In 2003, the Kenyan government earmarked 2.5 percent of ordinary collected revenue (approximately $100 million) to be administered by Parliament through the CDF. Three quarters of the amount is divided equitably between the 210 parliamentary constituencies, while the remaining quarter caters for less-developed constituencies.

Communities all around Kenya have used their CDF allocation for projects such as the construction of schools, health facilities, water projects, and roads. In many places, these projects have been the first infrastructure improvements seen in years. The Open Society Initiative for East Africa (OSIEA) plays an active role in encouraging open, informed dialogue about issues of public importance in East Africa. The building of vibrant and tolerant democracies in East Africa-with governments that are accountable to a nation’s people-is a priority for OSIEA. OSIEA believes that Kenyans will be better served to benefit from the CDF if they are knowledgeable about the fund and its workings.

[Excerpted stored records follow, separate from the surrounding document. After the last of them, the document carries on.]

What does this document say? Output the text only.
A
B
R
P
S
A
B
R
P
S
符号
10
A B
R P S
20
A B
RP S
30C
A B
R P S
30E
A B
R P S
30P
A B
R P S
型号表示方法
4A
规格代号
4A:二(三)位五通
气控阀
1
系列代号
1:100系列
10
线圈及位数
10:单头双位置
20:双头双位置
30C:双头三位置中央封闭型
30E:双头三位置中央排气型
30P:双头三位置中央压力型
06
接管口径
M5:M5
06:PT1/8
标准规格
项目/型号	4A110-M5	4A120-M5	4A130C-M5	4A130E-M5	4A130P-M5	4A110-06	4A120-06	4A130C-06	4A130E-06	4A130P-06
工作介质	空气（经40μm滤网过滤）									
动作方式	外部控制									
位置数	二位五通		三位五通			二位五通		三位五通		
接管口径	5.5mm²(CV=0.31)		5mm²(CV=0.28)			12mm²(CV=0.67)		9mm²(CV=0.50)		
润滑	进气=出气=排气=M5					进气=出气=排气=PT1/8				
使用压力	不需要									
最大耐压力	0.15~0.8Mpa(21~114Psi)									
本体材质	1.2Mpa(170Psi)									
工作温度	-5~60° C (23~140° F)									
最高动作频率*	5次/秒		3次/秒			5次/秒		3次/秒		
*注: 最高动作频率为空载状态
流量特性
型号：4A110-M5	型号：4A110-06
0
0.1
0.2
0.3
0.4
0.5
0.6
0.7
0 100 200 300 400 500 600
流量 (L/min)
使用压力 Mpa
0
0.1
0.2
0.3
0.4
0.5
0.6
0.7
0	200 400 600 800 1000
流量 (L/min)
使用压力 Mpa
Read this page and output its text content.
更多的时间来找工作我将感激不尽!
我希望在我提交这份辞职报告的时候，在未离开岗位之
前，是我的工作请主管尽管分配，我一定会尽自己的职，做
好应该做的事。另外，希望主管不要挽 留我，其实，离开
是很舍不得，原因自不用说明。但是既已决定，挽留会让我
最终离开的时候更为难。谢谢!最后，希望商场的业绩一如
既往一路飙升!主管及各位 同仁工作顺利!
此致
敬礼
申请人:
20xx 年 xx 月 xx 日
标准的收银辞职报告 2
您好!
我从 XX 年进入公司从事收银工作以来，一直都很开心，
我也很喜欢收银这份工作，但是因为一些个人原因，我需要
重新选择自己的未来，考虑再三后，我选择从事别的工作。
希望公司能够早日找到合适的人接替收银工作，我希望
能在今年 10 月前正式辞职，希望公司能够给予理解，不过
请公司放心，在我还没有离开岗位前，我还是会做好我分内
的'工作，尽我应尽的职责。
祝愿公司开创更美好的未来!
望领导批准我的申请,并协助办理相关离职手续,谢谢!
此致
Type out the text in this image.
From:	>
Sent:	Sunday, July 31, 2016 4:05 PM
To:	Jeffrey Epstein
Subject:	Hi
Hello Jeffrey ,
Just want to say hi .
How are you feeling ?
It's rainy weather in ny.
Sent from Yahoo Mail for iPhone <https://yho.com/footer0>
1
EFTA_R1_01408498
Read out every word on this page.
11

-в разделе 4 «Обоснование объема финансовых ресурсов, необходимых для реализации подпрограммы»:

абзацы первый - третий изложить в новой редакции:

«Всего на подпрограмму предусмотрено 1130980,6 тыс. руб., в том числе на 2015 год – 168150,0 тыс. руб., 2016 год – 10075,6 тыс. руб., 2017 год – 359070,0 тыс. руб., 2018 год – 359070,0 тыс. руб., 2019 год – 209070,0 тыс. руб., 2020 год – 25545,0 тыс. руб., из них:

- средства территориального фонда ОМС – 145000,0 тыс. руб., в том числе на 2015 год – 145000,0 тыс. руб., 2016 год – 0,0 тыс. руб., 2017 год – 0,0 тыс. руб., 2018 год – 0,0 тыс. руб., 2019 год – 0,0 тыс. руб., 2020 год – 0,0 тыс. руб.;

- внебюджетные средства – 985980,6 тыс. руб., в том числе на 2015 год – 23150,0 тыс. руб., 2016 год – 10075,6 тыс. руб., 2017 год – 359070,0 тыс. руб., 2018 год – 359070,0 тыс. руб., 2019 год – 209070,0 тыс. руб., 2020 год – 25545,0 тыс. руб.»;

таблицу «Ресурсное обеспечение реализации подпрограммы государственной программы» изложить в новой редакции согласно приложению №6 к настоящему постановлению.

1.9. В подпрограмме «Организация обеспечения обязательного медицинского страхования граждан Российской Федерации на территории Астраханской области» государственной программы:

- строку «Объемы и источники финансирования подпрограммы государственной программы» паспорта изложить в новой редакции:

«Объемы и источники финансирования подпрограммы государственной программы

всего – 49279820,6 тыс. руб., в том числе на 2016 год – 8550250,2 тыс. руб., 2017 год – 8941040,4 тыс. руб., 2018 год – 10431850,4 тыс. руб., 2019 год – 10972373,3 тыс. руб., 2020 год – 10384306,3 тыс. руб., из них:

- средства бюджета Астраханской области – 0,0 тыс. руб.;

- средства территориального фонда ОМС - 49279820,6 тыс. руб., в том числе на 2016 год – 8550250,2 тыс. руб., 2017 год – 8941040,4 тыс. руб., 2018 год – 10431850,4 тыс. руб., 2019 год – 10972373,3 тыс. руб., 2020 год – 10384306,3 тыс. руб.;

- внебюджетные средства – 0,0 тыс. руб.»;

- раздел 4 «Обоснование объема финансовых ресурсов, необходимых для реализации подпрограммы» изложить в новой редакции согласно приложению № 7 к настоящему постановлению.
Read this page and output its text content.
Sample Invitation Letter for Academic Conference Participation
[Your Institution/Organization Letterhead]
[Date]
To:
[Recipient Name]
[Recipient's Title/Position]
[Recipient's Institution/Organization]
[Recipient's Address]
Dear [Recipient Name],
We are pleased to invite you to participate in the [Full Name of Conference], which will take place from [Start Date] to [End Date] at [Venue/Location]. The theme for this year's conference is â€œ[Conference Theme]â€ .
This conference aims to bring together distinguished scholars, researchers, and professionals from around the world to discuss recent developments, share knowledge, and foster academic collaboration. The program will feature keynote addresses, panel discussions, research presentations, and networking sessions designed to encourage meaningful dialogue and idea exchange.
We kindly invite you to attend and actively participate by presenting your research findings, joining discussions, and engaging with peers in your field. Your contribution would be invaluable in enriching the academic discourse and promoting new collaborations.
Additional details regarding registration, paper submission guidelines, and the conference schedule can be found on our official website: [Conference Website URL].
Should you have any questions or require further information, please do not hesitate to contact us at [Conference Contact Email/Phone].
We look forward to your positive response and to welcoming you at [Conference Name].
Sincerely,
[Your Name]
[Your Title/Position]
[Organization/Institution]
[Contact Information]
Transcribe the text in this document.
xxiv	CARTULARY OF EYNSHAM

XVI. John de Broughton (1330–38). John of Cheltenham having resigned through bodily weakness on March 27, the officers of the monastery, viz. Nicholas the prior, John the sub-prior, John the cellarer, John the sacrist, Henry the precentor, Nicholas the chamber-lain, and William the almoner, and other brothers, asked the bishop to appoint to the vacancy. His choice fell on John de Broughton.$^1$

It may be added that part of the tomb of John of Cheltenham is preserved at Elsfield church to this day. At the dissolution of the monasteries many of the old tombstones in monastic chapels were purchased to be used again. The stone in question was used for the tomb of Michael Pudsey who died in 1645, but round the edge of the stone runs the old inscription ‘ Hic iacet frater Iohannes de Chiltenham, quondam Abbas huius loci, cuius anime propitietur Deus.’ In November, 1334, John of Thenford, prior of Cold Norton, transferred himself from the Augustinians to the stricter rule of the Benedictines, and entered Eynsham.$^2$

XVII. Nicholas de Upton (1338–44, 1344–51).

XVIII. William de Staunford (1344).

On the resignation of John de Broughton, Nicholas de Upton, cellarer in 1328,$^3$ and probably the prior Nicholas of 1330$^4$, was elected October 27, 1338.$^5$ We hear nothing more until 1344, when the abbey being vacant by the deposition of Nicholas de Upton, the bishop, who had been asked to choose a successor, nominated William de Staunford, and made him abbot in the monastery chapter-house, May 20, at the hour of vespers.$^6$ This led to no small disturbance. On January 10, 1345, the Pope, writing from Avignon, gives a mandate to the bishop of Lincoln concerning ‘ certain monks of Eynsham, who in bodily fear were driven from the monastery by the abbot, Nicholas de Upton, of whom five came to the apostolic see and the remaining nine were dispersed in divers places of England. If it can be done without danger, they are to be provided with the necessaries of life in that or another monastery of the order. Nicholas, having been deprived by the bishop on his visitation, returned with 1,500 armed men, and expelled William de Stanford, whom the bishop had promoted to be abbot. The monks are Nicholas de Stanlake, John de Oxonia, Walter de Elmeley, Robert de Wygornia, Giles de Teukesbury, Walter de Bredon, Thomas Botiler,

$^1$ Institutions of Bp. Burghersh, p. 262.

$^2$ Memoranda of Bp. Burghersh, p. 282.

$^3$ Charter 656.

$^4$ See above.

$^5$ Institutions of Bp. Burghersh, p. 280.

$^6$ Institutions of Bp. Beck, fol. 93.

We believe that if people know how to track the use of these funds, there will be less likelihood of misallocation or corruption. We believe that if people are involved decision-makers in their communities, the CDF will be better implemented to promote development in their towns and villages.

If well utilized, the potential of these funds is enormous. State monies are finally being devolved to the local level, allowing people at the grassroots to decide their development priorities.

However, the implementation of the fund is dogged by controversy, generated in part by weaknesses in the Act. Members of Parliament have excessive powers to pick the managing committee members and to disburse contracts. There have been cases of corruption, nepotism, lack of community participation, and few mechanisms of oversight to hold Parliamentarians accountable. Community groups attempting to access information about CDF projects often are unsure of the processes or encounter difficulty in getting the necessary documents.

This handbook will assist those who use it to effectively track CDF expenditure in their local area. With this information, Kenyans will be better empowered to make demands on their politicians about how they want their public funds used and will ensure that such projects are constructed in an open and non-corrupt manner. The Open Society Institute for East Africa is immensely grateful to all those who contributed to the development of this handbook, particularly Wanjiru Gikonyo. We are also grateful to Vivek Ramkumar of the International Budget Project for his continued support to this work.

Introduction to Social Audit

The Constituency Development Fund (CDF) was introduced in Kenya in 2003 as a homegrown initiative to address inequalities in development around the country. Since it was introduced, CDF has made a great impact, with numerous CDF projects coming up throughout the country. However, there are concerns that CDF monies are not managed in a transparent manner; that many CDF projects are not useful to local communities; and that local communities are not sufficiently involved in its management. This handbook is designed to assist community groups and individuals to understand the CDF process and provide information and skills on how to monitor CDF expenditure through a process known as social auditing.

A social audit is the process through which all details of a public project are scrutinised at a public meeting. A social audit examines all aspects of a public project, including the management of finances, officers responsible, recordkeeping, access to information, accountability, levels of public involvement, and so forth. A social audit seeks to evaluate how well public resources are being used and how to improve performance. It also aims to ensure maximum community participation.

The aim of this handbook is to help communities understand how to conduct CDF social audits in their location and constituency. If members of the public can master the skills to effectively track CDF expenditure, they can then employ the same skills to track government expenditure in other local development funds such as the Local Authority Transfer Fund (LATF), the Secondary School Education Bursary (SSEB), the Roads Maintenance Levy Fund (RMLF), the AIDS Fund, Free Primary Education (FPE), the newly introduced Youth Fund and so forth.